Монархия сильна, когда придерживается небесного своего принципа. Дисгармония, диссонансы, лишенность, хищная, многовекторная потенциальность свойственна косной, децентрализованной материи. Но что происходит, когда по видимости монархическое правительство разделяет «идеалы» толпы касательно воровства, грабежа, обогащения? Такова французская монархия конца пятнадцатого века, по мнению историков, по мнению Виктора Гюго. Алчный, жадный, беспощадно жестокий Людовик XI, духовенство и дворянство, блистающее сходными качествами. По сравнению с этой инфернальной компанией, «двор чудес» - динамический, животворный хаос, где довольно фиктивная иерархия нисколько на стесняет свободного развития субстанциальной формы каждого индивида. Это напоминает жизнь металлов в горных породах. Проведем следующее сравнение. Воздействие на такой «двор чудес» внешней формы – отбор, классификация, воспитание, улучшение условий – очевидным образом устранит его сущность. И вот высказывание английского герметика Томаса Вогана: «В молодости, примерно года три, я работал в лаборатории пока не уразумел: убогое это занятие – травить кислотами мертвые металлы. Ищите живое золото, живые алмазы, живые изумруды.» (Lumen de lumine, 1662). Обычная промышленная разработка убивает душу металла, равно как воспитание и специализация убивает душу человеческую. Сравним с фрагментом Титуса Буркхарта о ритуальной выплавке золота.
Со времен Ренессанса началось аналитическое нападение на природу. Изучение, рекогносцировка, разъятие на части с целью последующего созидания сугубо человеческого континуума. Действие Нотр-Дам де Пари идет в эпоху, когда интеллект, постепенно утрачивая свои квинтэссенциальные свойства, начал превращаться в раскаленное лезвие рацио. Решающий исторический поворот, переход магии в естествознание, алхимии в научную химию, жизни в смерть, человека в антропоморфный механизм.
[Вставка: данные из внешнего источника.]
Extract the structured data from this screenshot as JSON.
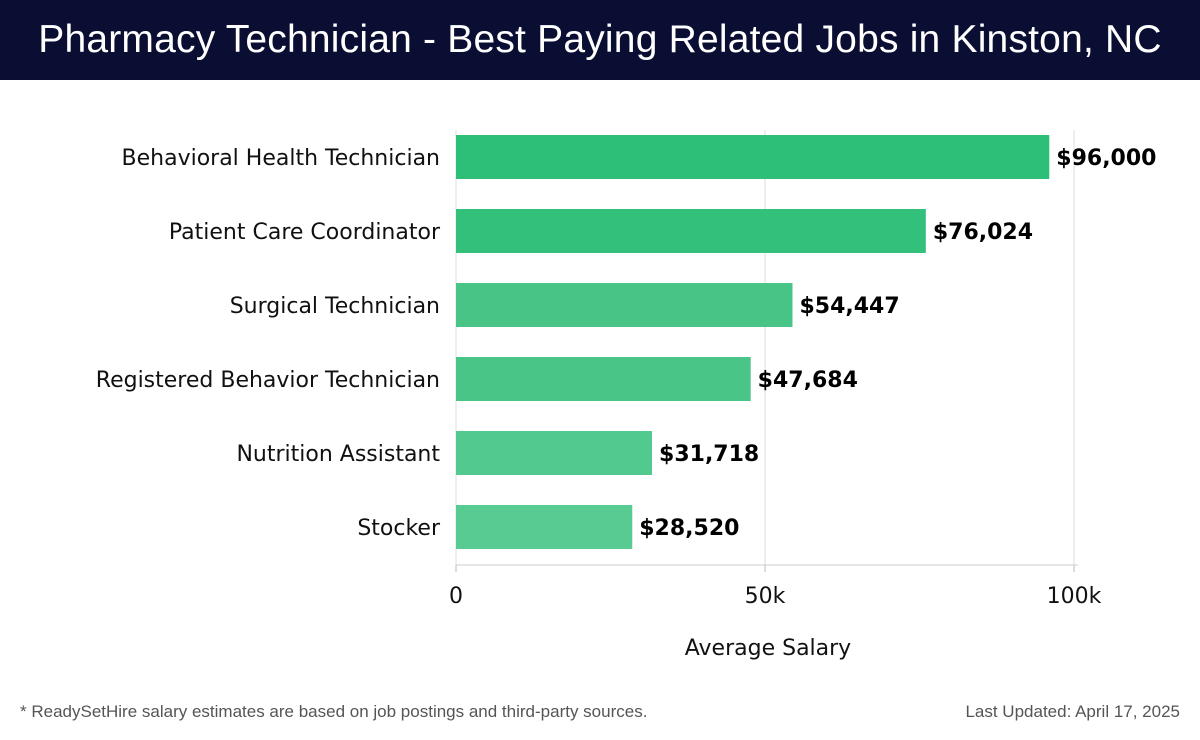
{
  "header": {
    "title": "Pharmacy Technician - Best Paying Related Jobs in Kinston, NC",
    "background_color": "#0b0e33"
  },
  "chart_data": {
    "type": "bar",
    "orientation": "horizontal",
    "categories": [
      "Behavioral Health Technician",
      "Patient Care Coordinator",
      "Surgical Technician",
      "Registered Behavior Technician",
      "Nutrition Assistant",
      "Stocker"
    ],
    "values": [
      96000,
      76024,
      54447,
      47684,
      31718,
      28520
    ],
    "value_labels": [
      "$96,000",
      "$76,024",
      "$54,447",
      "$47,684",
      "$31,718",
      "$28,520"
    ],
    "xlabel": "Average Salary",
    "ylabel": "",
    "xlim": [
      0,
      100000
    ],
    "x_ticks": [
      0,
      50000,
      100000
    ],
    "x_tick_labels": [
      "0",
      "50k",
      "100k"
    ],
    "grid": true,
    "bar_colors": [
      "#2dbe78",
      "#33c07b",
      "#47c486",
      "#4ac588",
      "#52c98e",
      "#57cb91"
    ]
  },
  "footer": {
    "note": "* ReadySetHire salary estimates are based on job postings and third-party sources.",
    "updated": "Last Updated: April 17, 2025"
  }
}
Клод Фролло, один из главных героев романа, растерзан этим лезвием и этим поворотом.
* * *
Архидьякон Нотр-Дам де Пари – неистовый, неукротимый искатель философского камня, один из тех страшных людей, о которых Чосер писал в «Кентерберийских рассказах»
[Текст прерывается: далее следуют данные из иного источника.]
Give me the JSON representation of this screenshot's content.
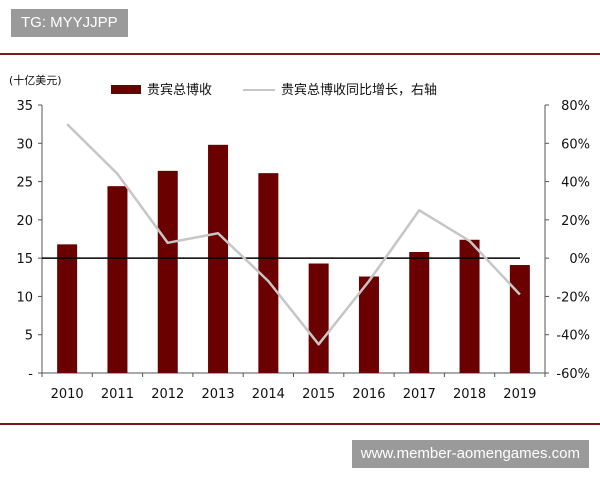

Он бросил в тигель пятое наследство,
И если б от того зависела удача,
Жену, детей он истолок бы в ступе.
«Отчего полысел его широкий лоб, - спрашивает автор романа, - отчего голова его всегда была опущена, а грудь вздымалась от непрерывных вздохов…Почему поседели его поредевшие волосы?» А ведь ему только тридцать пять лет.
Потому что Клод Фролло бился, как проклятый, над разрешением великой проблемы, а когда, побежденный отчаяньем, ронял голову на очередной манускрипт, надежда подползала и шептала: еще не всё потеряно, ищи…
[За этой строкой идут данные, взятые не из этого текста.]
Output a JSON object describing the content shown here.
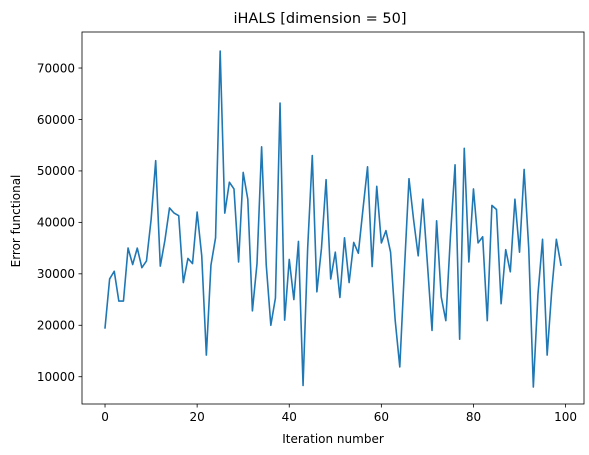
{
  "chart_data": {
    "type": "line",
    "title": "iHALS [dimension = 50]",
    "xlabel": "Iteration number",
    "ylabel": "Error functional",
    "xlim": [
      -5,
      104
    ],
    "ylim": [
      4700,
      77000
    ],
    "xticks": [
      0,
      20,
      40,
      60,
      80,
      100
    ],
    "yticks": [
      10000,
      20000,
      30000,
      40000,
      50000,
      60000,
      70000
    ],
    "xtick_labels": [
      "0",
      "20",
      "40",
      "60",
      "80",
      "100"
    ],
    "ytick_labels": [
      "10000",
      "20000",
      "30000",
      "40000",
      "50000",
      "60000",
      "70000"
    ],
    "grid": false,
    "legend": "none",
    "series": [
      {
        "color": "#1f77b4",
        "x": [
          0,
          1,
          2,
          3,
          4,
          5,
          6,
          7,
          8,
          9,
          10,
          11,
          12,
          13,
          14,
          15,
          16,
          17,
          18,
          19,
          20,
          21,
          22,
          23,
          24,
          25,
          26,
          27,
          28,
          29,
          30,
          31,
          32,
          33,
          34,
          35,
          36,
          37,
          38,
          39,
          40,
          41,
          42,
          43,
          44,
          45,
          46,
          47,
          48,
          49,
          50,
          51,
          52,
          53,
          54,
          55,
          56,
          57,
          58,
          59,
          60,
          61,
          62,
          63,
          64,
          65,
          66,
          67,
          68,
          69,
          70,
          71,
          72,
          73,
          74,
          75,
          76,
          77,
          78,
          79,
          80,
          81,
          82,
          83,
          84,
          85,
          86,
          87,
          88,
          89,
          90,
          91,
          92,
          93,
          94,
          95,
          96,
          97,
          98,
          99
        ],
        "y": [
          19500,
          29000,
          30500,
          24700,
          24700,
          35000,
          31800,
          35000,
          31200,
          32500,
          40500,
          52000,
          31500,
          36500,
          42800,
          41800,
          41300,
          28300,
          33000,
          32000,
          42000,
          33500,
          14200,
          31700,
          37000,
          73300,
          41800,
          47800,
          46500,
          32300,
          49700,
          44500,
          22800,
          32000,
          54700,
          31800,
          20000,
          25300,
          63200,
          21000,
          32800,
          25000,
          36300,
          8300,
          35000,
          53000,
          26500,
          35000,
          48300,
          29000,
          34200,
          25400,
          37000,
          28300,
          36100,
          34000,
          42500,
          50800,
          31400,
          47000,
          36000,
          38400,
          34200,
          21000,
          11900,
          30700,
          48500,
          40500,
          33500,
          44500,
          32000,
          19000,
          40300,
          25500,
          20900,
          37300,
          51200,
          17300,
          54400,
          32300,
          46500,
          36000,
          37200,
          20900,
          43300,
          42500,
          24200,
          34700,
          30400,
          44500,
          34200,
          50300,
          35000,
          8000,
          26000,
          36700,
          14200,
          26800,
          36700,
          31700
        ]
      }
    ]
  }
}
Алхимики согласны, без помощи Божьей найти формулу вселенной не удастся. Ведь они, в сущности, убеждены в наличии такой формулы. Иначе гармония мироздания совершенно необъяснима: лестница, иерархия, путь от зловонного болота пиявок и лягушек до идеально формализованной материи золота, да, здесь постепенное развитие, но где резон этого развития, где его катализатор? По схемам неоплатоников и схолиастов всё, вроде бы, неплохо: эманации «первоединого» - интеллект, звездная сфера, солнце, луна, душа; затем душа входит в сферу чувственных элементов и трансформирует её. Стоп. Каким образом, способом душа входит в чувственный мир и трансформирует последний согласно своей природе, своему замыслу? Золото суть материализованный солнечный свет, но где «агент», с помощью коего свет воплощается? Почему, когда некий раввин бил молотком по магическому гвоздю, рассуждает Клод Фролло, созерцая этот молоток и этот гвоздь, почему его далекий враг уходил по пояс в землю? Между мыслью о могуществе и её реализацией разверз Господь пропасть, поставил «стражей порога», недаром меж собором и небом застыли категорические химеры. Однако эту пропасть преодолело немало людей, к примеру, Николай Фламель, рабби Захиэль, да и еще можно назвать полсотни имен. Почему же ему, великолепно подготовленному теологу, демонологу и герметику не уступают «стражи порога»? Неужели он так и останется, подобно почти всем, тварью дрожащей? Если б удался магистерий, «короля Франции звали бы Клод.»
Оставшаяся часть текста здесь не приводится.